QM region selection and charge distribution scheme in QM/MM Interfacer. (A) Atom selection web-implementation. (B) n-Link charge distribution scheme, where Q_X refers to any QM atom and M_X refers to any MM atom. The QM-MM boundary is defined along the Q₁ and M₁ bond, with an introduced H-link atom indicated by L. The charge of the M₁ atom is set to zero, and the residual charge of the QM region and the M₁ atom is evenly distributed among the M₂ atoms directly bonded to the M1 atom. (C) Automatically generated charge distribution table.

Figure 4

(A) The overall structure of the E. coli DHFR enzyme in complex with H₂folate and NADPH (PDB ID: 1rx2). The protein is shown as a color-coded cartoon, the substrate H₂folate as a yellow stick, and the NADPH cofactor as a purple stick. For the enzyme, the M20 (residues 9–23), C–D (residues 64–71), and βF-βG (residues 116–132) loops are shown in blue, orange, and purple, respectively. (B) Schematic of the hydride transfer reaction catalyzed by DHFR, where the arrow indicates the transfer of a hydride from NADPH to H₃folate⁺.

Figure 5

(A) Comparison of calculated potentials of mean force (PMF) profiles between the AM1-QM/MM and SRP-AM1-QM/MM models, where the reaction coordinate ξ is defined as the difference of the distances of the transferred hydride (H_R) from the donor C₄ of NADPH to the acceptor C₆ of H₃folate⁺ in Figure 4B. (B) Average distances and errors of the distances of the transferring hydride (H_R) from the donor (C₄) and the acceptor (C₆) carbon atoms, determined from each umbrella sampling window of the original AM1-QM/MM (black) and SRP-AM1-QM/MM (red) simulations.

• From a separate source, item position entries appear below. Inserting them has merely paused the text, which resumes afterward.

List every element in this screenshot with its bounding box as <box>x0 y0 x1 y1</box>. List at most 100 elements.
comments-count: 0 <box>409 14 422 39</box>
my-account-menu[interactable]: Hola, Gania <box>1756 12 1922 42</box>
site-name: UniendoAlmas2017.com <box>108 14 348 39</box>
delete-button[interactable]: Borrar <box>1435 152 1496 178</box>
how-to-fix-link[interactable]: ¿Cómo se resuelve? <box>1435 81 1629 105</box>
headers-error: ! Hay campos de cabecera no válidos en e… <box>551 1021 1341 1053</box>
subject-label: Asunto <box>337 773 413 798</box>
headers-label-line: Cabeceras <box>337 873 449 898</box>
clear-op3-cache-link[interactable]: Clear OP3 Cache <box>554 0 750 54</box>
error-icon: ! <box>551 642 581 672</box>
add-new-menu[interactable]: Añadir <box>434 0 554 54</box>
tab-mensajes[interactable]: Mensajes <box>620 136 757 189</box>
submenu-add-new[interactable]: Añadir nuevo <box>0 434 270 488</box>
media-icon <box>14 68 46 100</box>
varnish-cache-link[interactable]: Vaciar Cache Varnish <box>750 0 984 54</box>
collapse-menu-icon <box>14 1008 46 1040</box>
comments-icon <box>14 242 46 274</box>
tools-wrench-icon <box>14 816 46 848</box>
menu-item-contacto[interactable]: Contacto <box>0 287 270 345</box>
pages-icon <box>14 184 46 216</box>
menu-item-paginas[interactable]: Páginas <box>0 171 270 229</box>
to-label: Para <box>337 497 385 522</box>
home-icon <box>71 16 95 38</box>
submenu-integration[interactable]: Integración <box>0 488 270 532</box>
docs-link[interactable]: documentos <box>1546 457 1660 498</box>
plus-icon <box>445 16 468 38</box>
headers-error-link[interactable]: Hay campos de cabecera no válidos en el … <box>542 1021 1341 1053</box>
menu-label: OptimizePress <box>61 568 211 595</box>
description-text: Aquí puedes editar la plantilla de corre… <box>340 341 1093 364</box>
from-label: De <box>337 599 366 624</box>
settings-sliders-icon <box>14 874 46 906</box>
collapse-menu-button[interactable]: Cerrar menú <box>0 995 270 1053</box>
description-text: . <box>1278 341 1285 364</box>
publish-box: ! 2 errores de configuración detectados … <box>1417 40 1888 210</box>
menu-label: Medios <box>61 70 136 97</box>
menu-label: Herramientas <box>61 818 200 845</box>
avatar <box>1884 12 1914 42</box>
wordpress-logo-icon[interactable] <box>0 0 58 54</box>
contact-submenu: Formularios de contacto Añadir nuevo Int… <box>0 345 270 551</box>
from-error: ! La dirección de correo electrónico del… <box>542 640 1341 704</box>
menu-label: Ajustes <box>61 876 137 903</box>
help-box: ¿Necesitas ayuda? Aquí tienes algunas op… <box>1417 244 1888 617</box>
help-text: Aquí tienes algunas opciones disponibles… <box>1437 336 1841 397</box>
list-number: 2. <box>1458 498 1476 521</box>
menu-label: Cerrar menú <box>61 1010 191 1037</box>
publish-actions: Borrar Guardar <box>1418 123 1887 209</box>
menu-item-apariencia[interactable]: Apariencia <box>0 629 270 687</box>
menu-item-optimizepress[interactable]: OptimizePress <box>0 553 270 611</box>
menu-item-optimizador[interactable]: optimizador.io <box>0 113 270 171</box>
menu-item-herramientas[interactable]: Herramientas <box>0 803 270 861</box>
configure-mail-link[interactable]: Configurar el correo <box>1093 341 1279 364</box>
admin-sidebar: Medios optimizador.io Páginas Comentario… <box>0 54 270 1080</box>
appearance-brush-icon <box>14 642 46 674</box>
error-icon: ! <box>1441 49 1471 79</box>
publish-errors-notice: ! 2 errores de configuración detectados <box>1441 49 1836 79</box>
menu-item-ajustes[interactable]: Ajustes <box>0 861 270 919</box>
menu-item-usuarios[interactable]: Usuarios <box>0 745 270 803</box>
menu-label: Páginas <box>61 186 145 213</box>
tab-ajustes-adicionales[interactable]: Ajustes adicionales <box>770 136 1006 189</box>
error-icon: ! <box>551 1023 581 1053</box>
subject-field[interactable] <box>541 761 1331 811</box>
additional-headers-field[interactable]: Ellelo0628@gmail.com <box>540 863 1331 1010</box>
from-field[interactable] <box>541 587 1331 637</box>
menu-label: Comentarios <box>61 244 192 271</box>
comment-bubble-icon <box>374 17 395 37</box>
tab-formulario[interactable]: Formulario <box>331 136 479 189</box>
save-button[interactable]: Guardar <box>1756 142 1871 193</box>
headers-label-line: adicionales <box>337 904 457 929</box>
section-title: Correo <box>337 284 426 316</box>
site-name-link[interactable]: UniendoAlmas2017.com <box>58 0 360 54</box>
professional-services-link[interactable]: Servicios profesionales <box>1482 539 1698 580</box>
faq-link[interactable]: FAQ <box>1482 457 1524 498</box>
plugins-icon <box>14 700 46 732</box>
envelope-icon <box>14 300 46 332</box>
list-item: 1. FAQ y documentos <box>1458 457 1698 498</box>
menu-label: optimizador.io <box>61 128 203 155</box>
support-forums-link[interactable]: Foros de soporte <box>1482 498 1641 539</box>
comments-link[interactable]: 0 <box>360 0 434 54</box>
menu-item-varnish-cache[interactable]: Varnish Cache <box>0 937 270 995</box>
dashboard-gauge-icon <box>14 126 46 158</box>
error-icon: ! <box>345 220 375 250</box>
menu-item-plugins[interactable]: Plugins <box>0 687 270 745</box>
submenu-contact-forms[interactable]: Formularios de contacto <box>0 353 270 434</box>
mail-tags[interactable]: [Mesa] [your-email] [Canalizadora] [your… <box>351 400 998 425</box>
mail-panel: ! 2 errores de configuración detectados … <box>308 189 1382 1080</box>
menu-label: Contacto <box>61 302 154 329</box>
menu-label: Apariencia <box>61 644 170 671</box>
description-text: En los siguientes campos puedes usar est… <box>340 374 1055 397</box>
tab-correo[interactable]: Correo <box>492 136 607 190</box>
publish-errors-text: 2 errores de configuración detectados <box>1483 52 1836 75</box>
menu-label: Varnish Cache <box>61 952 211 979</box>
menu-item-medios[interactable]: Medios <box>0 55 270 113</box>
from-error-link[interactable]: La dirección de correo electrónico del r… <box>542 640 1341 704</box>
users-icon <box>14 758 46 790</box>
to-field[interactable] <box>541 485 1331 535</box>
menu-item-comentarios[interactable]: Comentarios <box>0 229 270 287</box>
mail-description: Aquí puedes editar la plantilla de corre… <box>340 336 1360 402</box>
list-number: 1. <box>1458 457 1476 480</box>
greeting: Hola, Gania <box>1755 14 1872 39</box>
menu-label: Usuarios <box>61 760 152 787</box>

The transition state (TS) region is indicated by a bar. (C–D) Snapshots taken from the TS region: (C) the original AM1-QM/MM simulation and (D) the SRP-AM1-QM/MM simulation. The color scheme for (C) is the same as in Figure 4, and in (D) slightly lighter colors are used for each loop and ligand. The transferred hydride (H^–) is shown as a green sphere and the hydrogen-link atoms are shown as a white stick (Figure S1).

Figure 6

Comparison of IRK structures: (A) the initial structure and (B–C) snapshots after 500 ps MD simulation of (B) AM1-QM/MM and (C) AM1/d-PhoT-QM/MM systems. The protein is shown in a gray cartoon, the A-loop in a blue tube, and the αC-helix in a green cartoon. The A-loop and αC-helix for the AM1-QM/MM and AM1/d-PhoT-QM/MM simulations are shown in their respective lighter colors. The inset of each figure shows an enlarged view of ATP, Mg²⁺ ions, substrate Tyr, and Mg²⁺-coordinating IRK residues. For clarity, the Mg²⁺-coordinated waters are not shown. In each figure, the H-link atoms are indicated by a purple sphere.

Figure 7

Time series of IRK RMSD, key distances of the reacting groups, and angle formed by the nucleophilic Tyr-OH, P_γ, and O_3β atom of ATP: (left panel) AM1-QM/MM and (right panel) AM1/d-PhoT-QM/MM simulations. The key distances are for the Tyr-HH atom to the oxygen atom of Asp1132, which is hydrogen bonded, and the Tyr-OH atom to the P_γ atom of ATP. (B) Schematic of the IRK-catalyzed reaction in which Asp1132 acts as a general base to deprotonate the substrate Tyr residue. The deprotonated Tyr residue then nucleophilically attacks the P_γ atom of ATP, producing ADP and phosphorylated Tyr as the product.

Figure 8

QM/MM equilibrated structures of C. lari OST-membrane systems from PDB ID: (A) 5ogl and (B) 6gxc. The membrane system is shown in a ball-and-stick model, the protein OST in a green cartoon, and the substrate peptide in a blue tube, respectively. The protein and substrate residues, LLO, Mn²⁺ ion, and its coordinating waters are shown in a ball-and-stick model.

Figure 9

Two proposed mechanisms of N-linked glycosylation within OST. (A) The reactive Asn becomes a better nucleophile through hydrogen bonding with Asp56 and Glu319. (B) Deprotonation at the Asn precedes the nucleophilic attack, forming an imidate tautomer. The activated N atom of Asn then undergoes a nucleophilic attack at the C1 atom of LLO, resulting in a cleavage of the C1-OX bond, producing the reaction product.